Pâte frollée

Pâte frollée

By
From
How to Cook Pastry
Makes
1 quantity
Photographer
Peter Cassidy

Pâte frollée is made using the same technique as pâte sucrée, but the addition of ground almonds results in a more crumbly biscuity texture with a little less snap. Try using other ground nuts such as walnuts, pistachios or hazelnuts. Pate frollée can be used to make a flan case or biscuits. It also makes a lovely pudding when baked in simple discs, layered with lightly whipped cream and fresh raspberries and served with a raspberry coulis.

Ingredients

Quantity Ingredient
150g plain flour
100g ground almonds
pinch salt
150g unsalted butter, softened
100g caster sugar
3 egg yolks
2-3 drops vanilla extract

Method

  1. Sift the flour, ground almonds and salt together onto a clean work surface and, using the side of your hand, spread the flour out into a large ring.
  2. Place the softened butter, in one piece, in the middle of the ring and, using the fingertips of one hand, push down, or ‘peck’ on the butter to soften it a little more, but without it becoming shiny and greasy; it should be uniformly soft, but still cold.

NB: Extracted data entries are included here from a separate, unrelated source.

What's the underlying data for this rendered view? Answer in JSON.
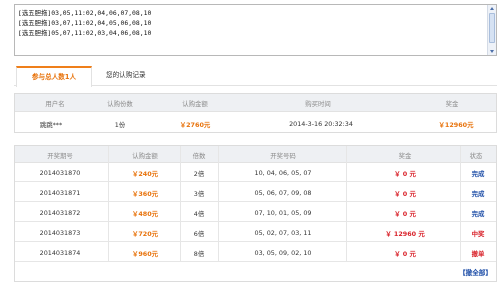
{
  "textarea": {
    "lines": [
      "[选五胆拖]03,05,11:02,04,06,07,08,10",
      "[选五胆拖]03,07,11:02,04,05,06,08,10",
      "[选五胆拖]05,07,11:02,03,04,06,08,10"
    ]
  },
  "tabs": {
    "active": "参与总人数1人",
    "inactive": "您的认购记录"
  },
  "summary": {
    "headers": [
      "用户名",
      "认购份数",
      "认购金额",
      "购买时间",
      "奖金"
    ],
    "row": {
      "user": "跳跳***",
      "shares": "1份",
      "amount": "￥2760元",
      "time": "2014-3-16 20:32:34",
      "prize": "￥12960元"
    }
  },
  "history": {
    "headers": [
      "开奖期号",
      "认购金额",
      "倍数",
      "开奖号码",
      "奖金",
      "状态"
    ],
    "rows": [
      {
        "issue": "2014031870",
        "amount": "￥240元",
        "multiple": "2倍",
        "numbers": "10, 04, 06, 05, 07",
        "prize": "￥ 0 元",
        "status": "完成"
      },
      {
        "issue": "2014031871",
        "amount": "￥360元",
        "multiple": "3倍",
        "numbers": "05, 06, 07, 09, 08",
        "prize": "￥ 0 元",
        "status": "完成"
      },
      {
        "issue": "2014031872",
        "amount": "￥480元",
        "multiple": "4倍",
        "numbers": "07, 10, 01, 05, 09",
        "prize": "￥ 0 元",
        "status": "完成"
      },
      {
        "issue": "2014031873",
        "amount": "￥720元",
        "multiple": "6倍",
        "numbers": "05, 02, 07, 03, 11",
        "prize": "￥ 12960 元",
        "status": "中奖"
      },
      {
        "issue": "2014031874",
        "amount": "￥960元",
        "multiple": "8倍",
        "numbers": "03, 05, 09, 02, 10",
        "prize": "￥ 0 元",
        "status": "撤单"
      }
    ],
    "pager": "【撤全部】"
  },
  "colors": {
    "accent": "#ef7f1a",
    "money": "#e8730c",
    "link": "#1f4fa8",
    "alert": "#d9232b"
  }
}
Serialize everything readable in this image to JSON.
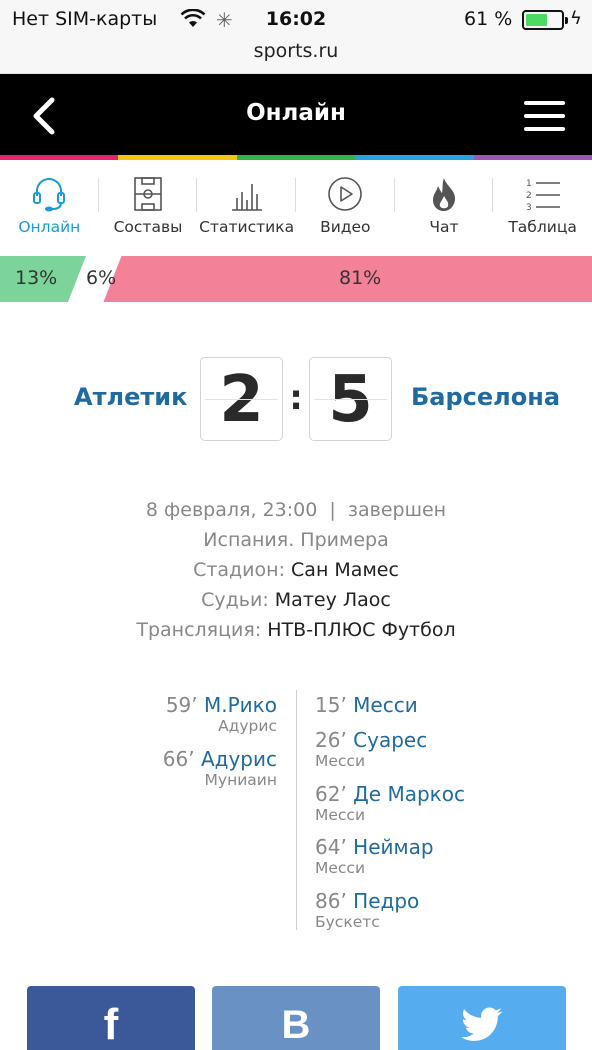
{
  "status_bar": {
    "carrier": "Нет SIM-карты",
    "time": "16:02",
    "battery_percent": "61 %",
    "battery_level": 0.61
  },
  "browser": {
    "url": "sports.ru"
  },
  "header": {
    "title": "Онлайн"
  },
  "color_strip": [
    "#e8246c",
    "#f6c512",
    "#34b34a",
    "#29a3e0",
    "#9b59b6"
  ],
  "tabs": [
    {
      "label": "Онлайн",
      "icon": "headset-icon",
      "active": true
    },
    {
      "label": "Составы",
      "icon": "field-icon",
      "active": false
    },
    {
      "label": "Статистика",
      "icon": "bar-chart-icon",
      "active": false
    },
    {
      "label": "Видео",
      "icon": "play-icon",
      "active": false
    },
    {
      "label": "Чат",
      "icon": "flame-icon",
      "active": false
    },
    {
      "label": "Таблица",
      "icon": "numbered-list-icon",
      "active": false
    }
  ],
  "prediction": {
    "home": "13%",
    "draw": "6%",
    "away": "81%",
    "home_value": 13,
    "draw_value": 6,
    "away_value": 81,
    "colors": {
      "home": "#7dd49b",
      "away": "#f38197"
    }
  },
  "match": {
    "home_team": "Атлетик",
    "away_team": "Барселона",
    "home_score": "2",
    "away_score": "5",
    "separator": ":",
    "datetime": "8 февраля, 23:00",
    "status": "завершен",
    "tournament": "Испания. Примера",
    "stadium_label": "Стадион:",
    "stadium": "Сан Мамес",
    "referee_label": "Судьи:",
    "referee": "Матеу Лаос",
    "broadcast_label": "Трансляция:",
    "broadcast": "НТВ-ПЛЮС Футбол"
  },
  "goals": {
    "home": [
      {
        "minute": "59’",
        "scorer": "М.Рико",
        "assist": "Адурис"
      },
      {
        "minute": "66’",
        "scorer": "Адурис",
        "assist": "Муниаин"
      }
    ],
    "away": [
      {
        "minute": "15’",
        "scorer": "Месси",
        "assist": ""
      },
      {
        "minute": "26’",
        "scorer": "Суарес",
        "assist": "Месси"
      },
      {
        "minute": "62’",
        "scorer": "Де Маркос",
        "assist": "Месси"
      },
      {
        "minute": "64’",
        "scorer": "Неймар",
        "assist": "Месси"
      },
      {
        "minute": "86’",
        "scorer": "Педро",
        "assist": "Бускетс"
      }
    ]
  },
  "share": [
    {
      "label": "f",
      "icon": "facebook-icon",
      "color": "#3b5998"
    },
    {
      "label": "B",
      "icon": "vkontakte-icon",
      "color": "#6a91c4"
    },
    {
      "label": "",
      "icon": "twitter-icon",
      "color": "#55acee"
    }
  ]
}
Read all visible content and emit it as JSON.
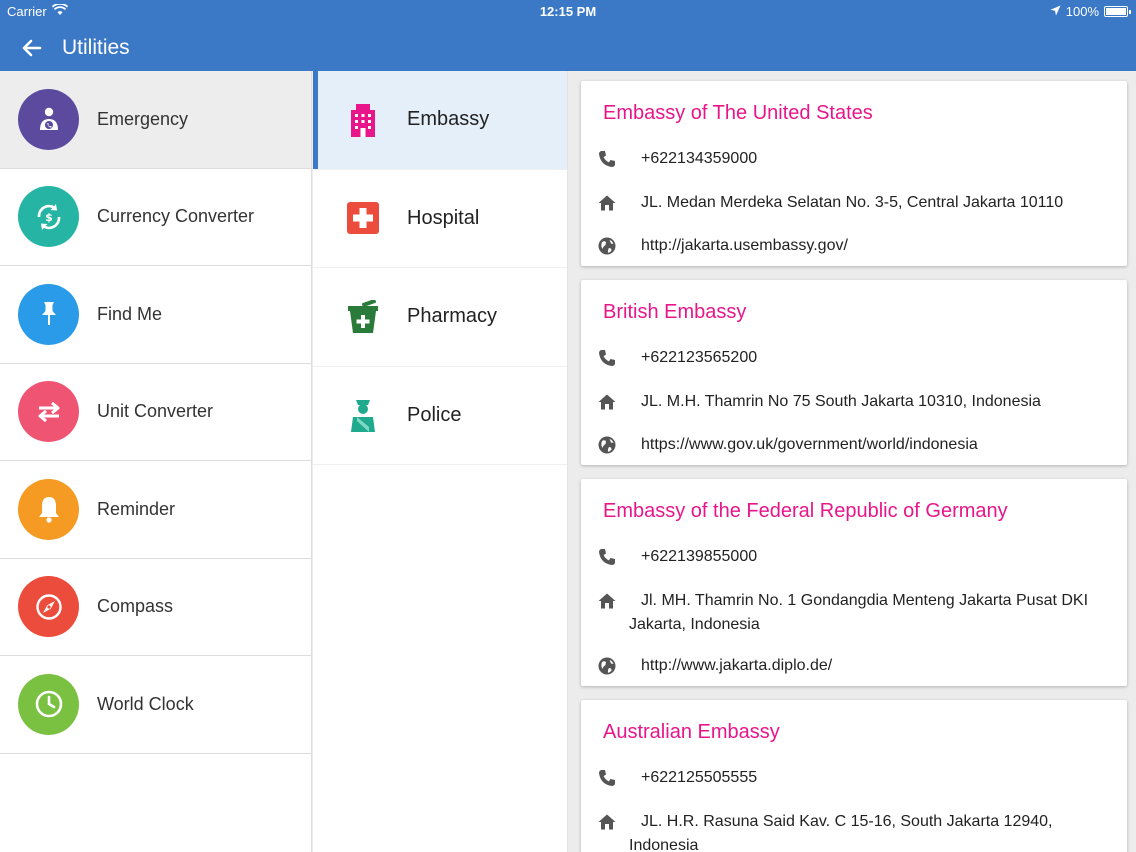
{
  "status": {
    "carrier": "Carrier",
    "time": "12:15 PM",
    "battery": "100%"
  },
  "appbar": {
    "title": "Utilities"
  },
  "sidebar": {
    "items": [
      {
        "label": "Emergency",
        "color": "#5b4a9e",
        "active": true
      },
      {
        "label": "Currency Converter",
        "color": "#26b5a4"
      },
      {
        "label": "Find Me",
        "color": "#2a9be8"
      },
      {
        "label": "Unit Converter",
        "color": "#ef5473"
      },
      {
        "label": "Reminder",
        "color": "#f59a23"
      },
      {
        "label": "Compass",
        "color": "#ec4c3c"
      },
      {
        "label": "World Clock",
        "color": "#7ac142"
      }
    ]
  },
  "categories": {
    "items": [
      {
        "label": "Embassy",
        "icon": "building-icon",
        "color": "#e8168a",
        "active": true
      },
      {
        "label": "Hospital",
        "icon": "medical-cross-icon",
        "color": "#ec4c3c"
      },
      {
        "label": "Pharmacy",
        "icon": "pharmacy-icon",
        "color": "#2a7a3a"
      },
      {
        "label": "Police",
        "icon": "police-officer-icon",
        "color": "#1fa98d"
      }
    ]
  },
  "embassies": [
    {
      "name": "Embassy of The United States",
      "phone": "+622134359000",
      "address": "JL. Medan Merdeka Selatan No. 3-5, Central Jakarta 10110",
      "website": "http://jakarta.usembassy.gov/"
    },
    {
      "name": "British Embassy",
      "phone": "+622123565200",
      "address": "JL. M.H. Thamrin No 75 South Jakarta 10310, Indonesia",
      "website": "https://www.gov.uk/government/world/indonesia"
    },
    {
      "name": "Embassy of the Federal Republic of Germany",
      "phone": "+622139855000",
      "address_line1": "Jl. MH. Thamrin No. 1  Gondangdia Menteng Jakarta Pusat DKI",
      "address_line2": "Jakarta, Indonesia",
      "website": "http://www.jakarta.diplo.de/"
    },
    {
      "name": "Australian Embassy",
      "phone": "+622125505555",
      "address_line1": "JL. H.R. Rasuna Said Kav. C 15-16, South Jakarta 12940,",
      "address_line2": "Indonesia"
    }
  ]
}
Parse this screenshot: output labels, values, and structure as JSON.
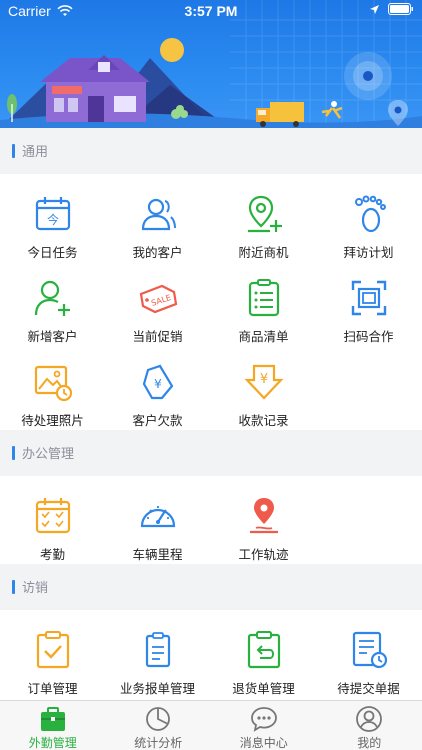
{
  "status_bar": {
    "carrier": "Carrier",
    "time": "3:57 PM"
  },
  "sections": [
    {
      "title": "通用",
      "items": [
        {
          "label": "今日任务",
          "icon": "calendar-today-icon",
          "glyph": "今"
        },
        {
          "label": "我的客户",
          "icon": "customer-icon"
        },
        {
          "label": "附近商机",
          "icon": "location-add-icon"
        },
        {
          "label": "拜访计划",
          "icon": "footprint-icon"
        },
        {
          "label": "新增客户",
          "icon": "add-user-icon"
        },
        {
          "label": "当前促销",
          "icon": "sale-tag-icon",
          "glyph": "SALE"
        },
        {
          "label": "商品清单",
          "icon": "list-icon"
        },
        {
          "label": "扫码合作",
          "icon": "scan-icon"
        },
        {
          "label": "待处理照片",
          "icon": "photo-clock-icon"
        },
        {
          "label": "客户欠款",
          "icon": "debt-icon",
          "glyph": "¥"
        },
        {
          "label": "收款记录",
          "icon": "yen-download-icon",
          "glyph": "¥"
        }
      ]
    },
    {
      "title": "办公管理",
      "items": [
        {
          "label": "考勤",
          "icon": "attendance-calendar-icon"
        },
        {
          "label": "车辆里程",
          "icon": "speedometer-icon"
        },
        {
          "label": "工作轨迹",
          "icon": "track-pin-icon"
        }
      ]
    },
    {
      "title": "访销",
      "items": [
        {
          "label": "订单管理",
          "icon": "order-check-icon"
        },
        {
          "label": "业务报单管理",
          "icon": "report-clipboard-icon"
        },
        {
          "label": "退货单管理",
          "icon": "return-clipboard-icon"
        },
        {
          "label": "待提交单据",
          "icon": "pending-doc-icon"
        }
      ]
    }
  ],
  "tabbar": [
    {
      "label": "外勤管理",
      "icon": "briefcase-icon",
      "active": true
    },
    {
      "label": "统计分析",
      "icon": "pie-chart-icon",
      "active": false
    },
    {
      "label": "消息中心",
      "icon": "chat-icon",
      "active": false
    },
    {
      "label": "我的",
      "icon": "profile-icon",
      "active": false
    }
  ],
  "colors": {
    "accent_blue": "#2f86e8",
    "green": "#29b13f",
    "orange": "#f5a623",
    "red": "#f05a4a",
    "tab_active": "#29b13f"
  }
}
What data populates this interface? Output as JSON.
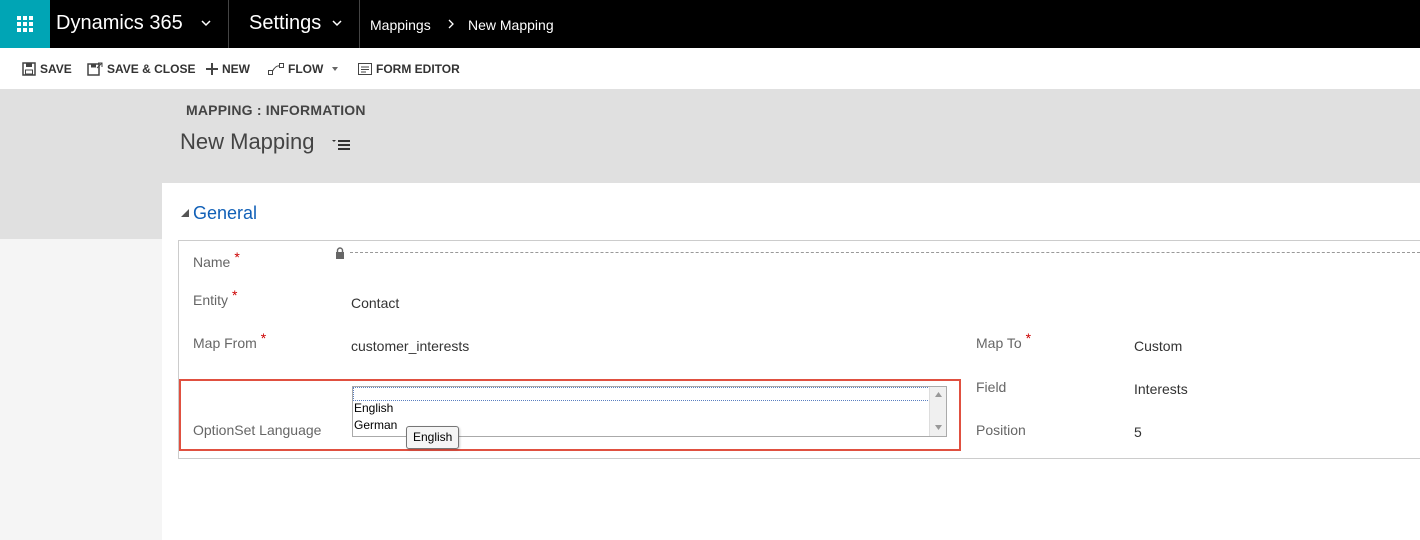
{
  "nav": {
    "app_name": "Dynamics 365",
    "area": "Settings",
    "breadcrumb": [
      "Mappings",
      "New Mapping"
    ]
  },
  "toolbar": {
    "save": "SAVE",
    "save_close": "SAVE & CLOSE",
    "new": "NEW",
    "flow": "FLOW",
    "form_editor": "FORM EDITOR"
  },
  "header": {
    "form_type": "MAPPING : INFORMATION",
    "title": "New Mapping"
  },
  "section": {
    "title": "General"
  },
  "fields": {
    "name": {
      "label": "Name",
      "required": "*",
      "value": ""
    },
    "entity": {
      "label": "Entity",
      "required": "*",
      "value": "Contact"
    },
    "map_from": {
      "label": "Map From",
      "required": "*",
      "value": "customer_interests"
    },
    "optionset_language": {
      "label": "OptionSet Language",
      "options": [
        "",
        "English",
        "German"
      ],
      "tooltip": "English"
    },
    "map_to": {
      "label": "Map To",
      "required": "*",
      "value": "Custom"
    },
    "field": {
      "label": "Field",
      "value": "Interests"
    },
    "position": {
      "label": "Position",
      "value": "5"
    }
  },
  "colors": {
    "topbar": "#000000",
    "waffle": "#00a5b5",
    "section_title": "#1160b7",
    "required": "#cc0000",
    "highlight": "#e05040"
  },
  "icons": [
    "waffle-icon",
    "chevron-down-icon",
    "chevron-right-icon",
    "save-icon",
    "save-close-icon",
    "plus-icon",
    "flow-icon",
    "form-editor-icon",
    "menu-icon",
    "collapse-arrow-icon",
    "lock-icon"
  ]
}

Check that there are no small lumps of hard butter as these can cause greasiness and holes in the pastry.
  3. Sprinkle over the sugar and continue to ‘peck’ until the sugar is just fully incorporated.
  4. Add the egg yolks and vanilla extract to the butter and sugar mix and continue to ‘peck’ until the egg yolk is fully incorporated and there is no colour streakiness.
  5. Using a palette knife, flick all the flour and almond mixture onto the butter, sugar and egg yolks and, using the edge of the palette knife, ‘chop’ the flour into the butter and sugar mix. This technique helps to keep the flour and almonds from being overworked. As you continue to do this, you will create large flakes of pastry. Continue until there are no obvious dry floury bits in the pastry; it should be a fairly uniform colour.
  6. Finally, bring the pastry together with your hands and shape into a flat disc. Wrap well in cling film and chill to allow the butter to firm up. Before chilling, the pastry is too soft to roll out and shape.